Excerpt: Voters and poll workers from both parties in Miami-Dade, Broward, and Palm Beach counties have contacted the Miami Herald since Election Day detailing dozens of issues with absentee ballots, ranging from ballots not arriving, arriving late, being returned but apparently getting lost in the mail, or showing on the county websites as not tabulated well after Election Day passed.
There is little data available to quantify the extent of these problems, or say with certainty that the problems were any more significant this election than in past years. But with recounts underway for three key races, triggered by razor thin margins, many who were unable to cast ballots due to problems with the absentee process worry that their vote could have been the one to tip the scale in these tight races.
State elections department data from the 2018 and 2014 midterms show a significant increase in the number of vote-by-mail ballots sent out from Miami-Dade, Broward, and Palm Beach counties. In all three, more Democrats requested mail ballots than Republicans by a margin of almost 2 to 1, but Republicans returned a higher percentage of ballots.
In Broward, the rate of return of mail ballots was higher in 2018 than in the previous midterm.
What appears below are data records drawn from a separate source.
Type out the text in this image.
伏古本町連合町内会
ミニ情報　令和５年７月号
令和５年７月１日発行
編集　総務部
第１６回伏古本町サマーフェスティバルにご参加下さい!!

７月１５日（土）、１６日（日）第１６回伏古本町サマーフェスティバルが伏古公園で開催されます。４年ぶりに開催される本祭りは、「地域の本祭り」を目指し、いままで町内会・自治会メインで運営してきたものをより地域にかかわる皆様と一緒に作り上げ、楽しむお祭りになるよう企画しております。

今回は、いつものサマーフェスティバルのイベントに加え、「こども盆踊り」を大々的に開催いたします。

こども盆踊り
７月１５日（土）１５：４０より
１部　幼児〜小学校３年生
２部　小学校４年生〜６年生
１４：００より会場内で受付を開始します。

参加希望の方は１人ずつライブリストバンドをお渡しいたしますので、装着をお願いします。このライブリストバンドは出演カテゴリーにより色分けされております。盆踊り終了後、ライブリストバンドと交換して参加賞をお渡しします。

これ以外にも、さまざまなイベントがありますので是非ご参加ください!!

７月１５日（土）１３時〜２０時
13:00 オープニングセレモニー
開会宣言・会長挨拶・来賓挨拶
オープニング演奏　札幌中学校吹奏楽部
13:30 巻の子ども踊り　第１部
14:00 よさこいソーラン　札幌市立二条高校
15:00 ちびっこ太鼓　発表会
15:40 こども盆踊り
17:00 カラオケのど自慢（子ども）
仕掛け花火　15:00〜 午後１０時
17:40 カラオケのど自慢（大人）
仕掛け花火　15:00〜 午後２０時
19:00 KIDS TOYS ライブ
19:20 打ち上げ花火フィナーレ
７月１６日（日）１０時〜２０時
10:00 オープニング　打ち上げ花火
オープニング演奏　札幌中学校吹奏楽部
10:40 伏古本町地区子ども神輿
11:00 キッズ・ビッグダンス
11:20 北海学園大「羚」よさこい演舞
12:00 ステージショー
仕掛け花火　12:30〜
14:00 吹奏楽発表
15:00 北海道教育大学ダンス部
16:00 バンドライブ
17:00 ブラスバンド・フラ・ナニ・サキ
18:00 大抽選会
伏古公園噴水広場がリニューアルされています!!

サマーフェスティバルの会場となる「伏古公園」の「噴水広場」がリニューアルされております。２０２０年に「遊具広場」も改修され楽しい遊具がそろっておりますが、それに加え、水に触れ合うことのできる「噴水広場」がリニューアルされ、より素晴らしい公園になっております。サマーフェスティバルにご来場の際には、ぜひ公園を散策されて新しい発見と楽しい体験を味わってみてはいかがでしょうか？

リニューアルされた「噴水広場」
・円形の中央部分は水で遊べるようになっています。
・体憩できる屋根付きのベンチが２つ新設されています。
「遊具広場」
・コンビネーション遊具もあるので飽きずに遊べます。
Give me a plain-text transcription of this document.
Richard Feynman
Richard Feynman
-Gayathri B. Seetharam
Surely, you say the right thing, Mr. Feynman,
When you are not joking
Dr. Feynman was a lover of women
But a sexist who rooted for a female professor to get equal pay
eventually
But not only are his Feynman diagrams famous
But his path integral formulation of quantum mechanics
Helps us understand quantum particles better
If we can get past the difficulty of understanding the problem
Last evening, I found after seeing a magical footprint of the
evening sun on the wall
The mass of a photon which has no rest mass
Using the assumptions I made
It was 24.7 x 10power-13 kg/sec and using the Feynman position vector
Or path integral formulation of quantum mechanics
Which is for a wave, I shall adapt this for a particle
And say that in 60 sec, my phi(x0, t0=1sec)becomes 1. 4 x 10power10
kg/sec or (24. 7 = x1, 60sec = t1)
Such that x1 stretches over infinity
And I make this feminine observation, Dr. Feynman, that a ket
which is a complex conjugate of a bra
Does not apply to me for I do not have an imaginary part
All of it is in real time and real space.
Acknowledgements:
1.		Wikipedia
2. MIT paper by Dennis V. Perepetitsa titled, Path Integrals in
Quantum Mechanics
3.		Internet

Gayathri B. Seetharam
In Miami-Dade, the rate was about the same. And in Palm Beach, there was a 6 percent lower rate of return this midterm than last.
Bottom Line: On September 20th I covered the Miami Herald story If you vote by mail in Florida, it’s 10 times more likely that ballot won’t count. As I pointed out there’s an important point to be made that didn’t have anything to do with conspiracy or inconsistencies across the state. We’re all human and prone to making mistakes. Additionally, our signature and hand writing has the potential to change over time. If we vote in person there’s someone to guide us and to help us if we do make a mistake or if there are issues. If we mail a ballot in there isn’t. If a ballot isn’t properly prepared it shouldn’t be accepted. For these reasons, it’s best to vote in-person if at all possible, using ballots by mail only out of necessity. That should be a major takeaway from this cycle.